What is see very much in Meghan’s clothing choices is that she was a grown, accomplished woman, she knew the language of clothing, had worked with costume designers on set, had done red carpets. She jumped in immediately.

She came to this with a certain sort of level of expertise. She understood her personal style and how to mix it together with her new role. I admire what trying to do.

Princess Diana
Diana, Princess of Wales attends a desert picnic on the 1986 Royal tour of Saudi Arabia, wearing an outfit by her couturier Catherine Walker, who designed more than 1,000 outfits including the dress Diana was buried in. Photo: David Levenson/Getty Images


LD: So after the whirlwind exit, do you admire how Meghan has used fashion to signal in her new Hollywood life with Harry?

EH: Her first few appearances in California, it was very non-identifiable fashion. It was clothing. The purpose was not to distract from anything. For example, that birthday video with Archie, it doesn’t matter what denim shirt it was. She was on a breather between royal life and what she is doing now.

It is similar to how Diana didn’t need fashion in the same way in her humanitarian years. There is something to be said about not using fashion, not participating in fashion, but focusing on the causes she was supporting.

Meghan on those early Zoom calls, where she is talking more, had no need for fashion to become even a mention. Now, seeing her get more into it, leaning into her sophisticated relaxed, SoCal style, I cant wait for her to do appearances again!
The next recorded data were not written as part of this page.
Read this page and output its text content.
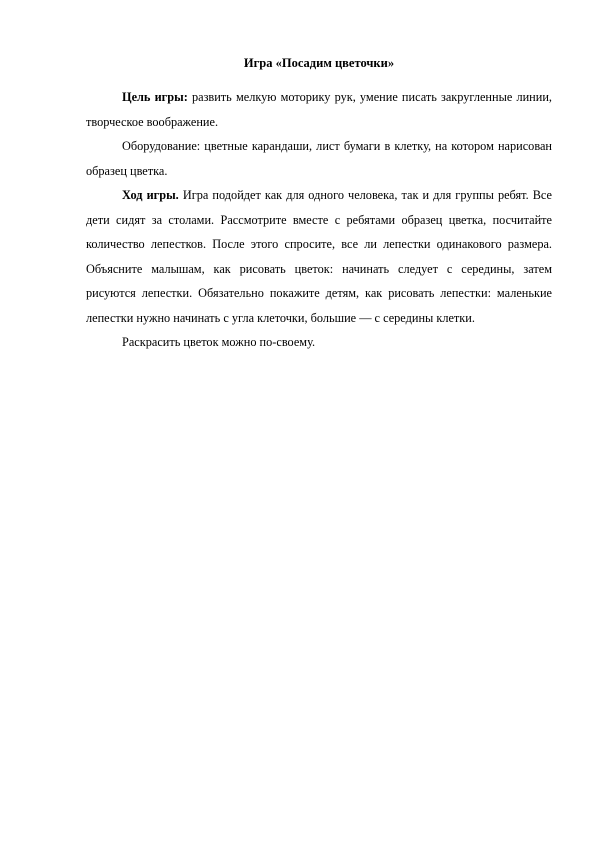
Игра «Посадим цветочки»

Цель игры: развить мелкую моторику рук, умение писать закругленные линии, творческое воображение.

Оборудование: цветные карандаши, лист бумаги в клетку, на котором нарисован образец цветка.

Ход игры. Игра подойдет как для одного человека, так и для группы ребят. Все дети сидят за столами. Рассмотрите вместе с ребятами образец цветка, посчитайте количество лепестков. После этого спросите, все ли лепестки одинакового размера. Объясните малышам, как рисовать цветок: начинать следует с середины, затем рисуются лепестки. Обязательно покажите детям, как рисовать лепестки: маленькие лепестки нужно начинать с угла клеточки, большие — с середины клетки.

Раскрасить цветок можно по-своему.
Catherine, Duchess of Cambridge
Catherine, Duchess of Cambridge wears a glittering, emerald-green gown by British designer Jenny Packham to a reception during the Royal tour of Pakistan in October 2019. Photo by Karwai Tang/WireImage


LD: Kate has such a polished, consistent image, even as she has just begun to experiment with a bit more fashion forward look. Does this reflect her experience, and growing confidence in her roles as wife, mother and royal (and future Queen)?

EH: Kate is playing with fashion a little bit more. I think she is not naturally as interested in fashion as Diana was. She has come to see its potential. It is part of her duty.

She started out wearing relatable, off-the-rack clothes. We could see ourselves in this often-remote institution through her. She was, we forget now, a commoner and at the time that was new. So she didn’t try and overreach and go full custom designer right from the start. She embraced fashion in the new way.

Kate uses fashion to open a door, get us to read the caption and the paragraph underneath her picture of what she is wearing, to get the news about what she cares about – the cause she is promoting – out there. Fashion is a gateway for some people and the royal family recognizes that and uses that.

A lot of clothing is made for good pictures. People see and form a lot of opinions based on those pictures. Kate has always dressed thoughtfully. She has begun inserting herself into the fashion conversation.

I’m out there reading the tea leaves, trying to understand what they are trying to tell us.

HRH: So Many Thoughts on Royal Fashion was published Nov. 17 by Celadon.